Karuth le contó el truco de Strann y el mensaje que le había transmitido mediante el lenguaje de las manos. Todos los detalles estaban allí; el nombramiento de Strann como mediador entre Ygorla y Narid-na-Gost, su encuentro en la torre sur y su convencimiento de que las relaciones entre la usurpadora y su padre demonio estaban deteriorándose con rapidez. Tarod escuchó en silencio y, cuando Karuth terminó de hablar, juntó sus dedos y se los miró.
—Interesante…, muy interesante. Es una pena que Strann no sepa qué decía la carta que Ygorla escribió, pero no puedo culparlo por no atreverse a leerla. De todas maneras, incluso sin esa información, son noticias muy valiosas. —Se levantó, paseó por la habitación y luego se sentó en un destrozado diván—. De manera que desea que Strann le proporcione a su progenitor una cierta cantidad de información falsa, ¿no es así? En ese caso creo que podríamos buscar la manera de añadir nuestro granito de arena a las recetas que Ygorla prepara, de forma que la confianza de Narid-na-Gost se tambalee un poco más. Pero tenemos un problema: cómo hacer que Strann sepa lo que queremos de él.

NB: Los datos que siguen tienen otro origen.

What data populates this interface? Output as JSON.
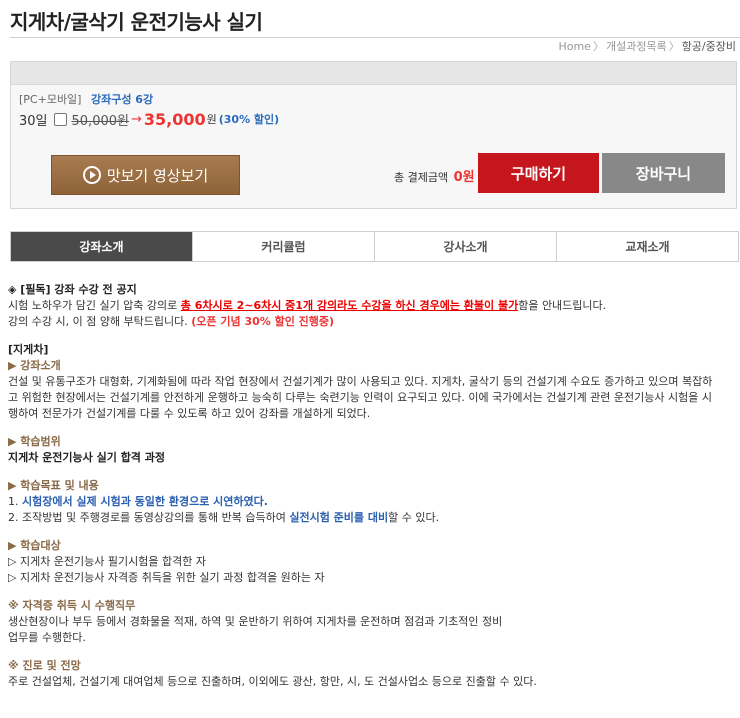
{
  "page_title": "지게차/굴삭기 운전기능사 실기",
  "breadcrumb": {
    "home": "Home",
    "sep1": "〉",
    "category": "개설과정목록",
    "sep2": "〉",
    "current": "항공/중장비"
  },
  "course": {
    "platform": "[PC+모바일]",
    "composition": "강좌구성 6강",
    "duration": "30일",
    "original_price": "50,000원",
    "arrow": "→",
    "sale_price": "35,000",
    "won": "원",
    "discount": "(30% 할인)"
  },
  "actions": {
    "preview_label": "맛보기 영상보기",
    "total_label": "총 결제금액",
    "total_amount": "0원",
    "buy_label": "구매하기",
    "cart_label": "장바구니"
  },
  "tabs": [
    "강좌소개",
    "커리큘럼",
    "강사소개",
    "교재소개"
  ],
  "notice": {
    "title": "◈ [필독] 강좌 수강 전 공지",
    "line1_pre": "시험 노하우가 담긴 실기 압축 강의로 ",
    "line1_red": "총 6차시로 2~6차시 중1개 강의라도 수강을 하신 경우에는 환불이 불가",
    "line1_post": "함을 안내드립니다.",
    "line2_pre": "강의 수강 시, 이 점 양해 부탁드립니다. ",
    "line2_red": "(오픈 기념 30% 할인 진행중)"
  },
  "intro": {
    "category": "[지게차]",
    "heading": "▶ 강좌소개",
    "lines": [
      "건설 및 유통구조가 대형화, 기계화됨에 따라 작업 현장에서 건설기계가 많이 사용되고 있다. 지게차, 굴삭기 등의 건설기계 수요도 증가하고 있으며 복잡하",
      "고 위험한 현장에서는 건설기계를 안전하게 운행하고 능숙히 다루는 숙련기능 인력이 요구되고 있다. 이에 국가에서는 건설기계 관련 운전기능사 시험을 시",
      "행하여 전문가가 건설기계를 다룰 수 있도록 하고 있어 강좌를 개설하게 되었다."
    ]
  },
  "scope": {
    "heading": "▶ 학습범위",
    "text": "지게차 운전기능사 실기 합격 과정"
  },
  "goals": {
    "heading": "▶ 학습목표 및 내용",
    "g1_pre": "1. ",
    "g1_blue": "시험장에서 실제 시험과 동일한 환경으로 시연하였다.",
    "g2_pre": "2. 조작방법 및 주행경로를 동영상강의를 통해 반복 습득하여 ",
    "g2_blue": "실전시험 준비를 대비",
    "g2_post": "할 수 있다."
  },
  "target": {
    "heading": "▶ 학습대상",
    "t1": "▷ 지게차 운전기능사 필기시험을 합격한 자",
    "t2": "▷ 지게차 운전기능사 자격증 취득을 위한 실기 과정 합격을 원하는 자"
  },
  "duties": {
    "heading": "※ 자격증 취득 시 수행직무",
    "l1": "생산현장이나 부두 등에서 경화물을 적재, 하역 및 운반하기 위하여 지게차를 운전하며 점검과 기초적인 정비",
    "l2": "업무를 수행한다."
  },
  "career": {
    "heading": "※ 진로 및 전망",
    "text": "주로 건설업체, 건설기계 대여업체 등으로 진출하며, 이외에도 광산, 항만, 시, 도 건설사업소 등으로 진출할 수 있다."
  }
}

—Creo —dijo Karuth con cautela— que ya ha tenido eso en cuenta, mi señor. Hoy me han devuelto mi manzón —reprimió con firmeza el asqueroso recuerdo de la cosa que se la había traído—, y creo que Strann ha convencido a la usurpadora de que le trajeran su instrumento desde la Isla de Verano. Sospecho —añadió con una sonrisa que fue una mueca fugaz y sin humor alguno— que Ygorla se verá inducida a pedir más recitales antes de que transcurra mucho tiempo.
—¿Con otros músicos que sumen sus talentos al de Strann? Ya veo. —Tarod le devolvió la sonrisa con sequedad—. Muy inteligente de su parte. Pero este lenguaje de las manos, como lo llamas, ¿no impone un límite a la complejidad de los mensajes que podéis intercambiar?
Karuth se sorprendió, de que hubiera un tema en el que ella pudiera enseñarle algo, y lo agradeció.
—El lenguaje de las manos tiene muy pocas limitaciones, mi señor. A lo largo de los siglos, desde que fue inventado, se ha convertido en algo tan sofisticado y complicado como la palabra hablada.
—Un lenguaje por derecho propio, pero que sólo pueden reconocer unos pocos iniciados. Podría resultar una herramienta muy valiosa —comentó Tarod; entonces su expresión cambió—. Pero ¿podrás enfrentarte a lo que esto exigirá de ti, Karuth? Si surge la oportunidad, ¿tendrás el coraje de aprovecharla?
Karuth sabía que no quería insultarla y supo apreciar que tuviera en cuenta sus sentimientos.
—Oh, sí —repuso y miró a otro lado, porque no quería que viera las emociones íntimas que de pronto afloraron a sus ojos—. Puedo hacerlo, y lo haré de buen grado. Al menos me permitirá sentirme cerca de Strann otra vez.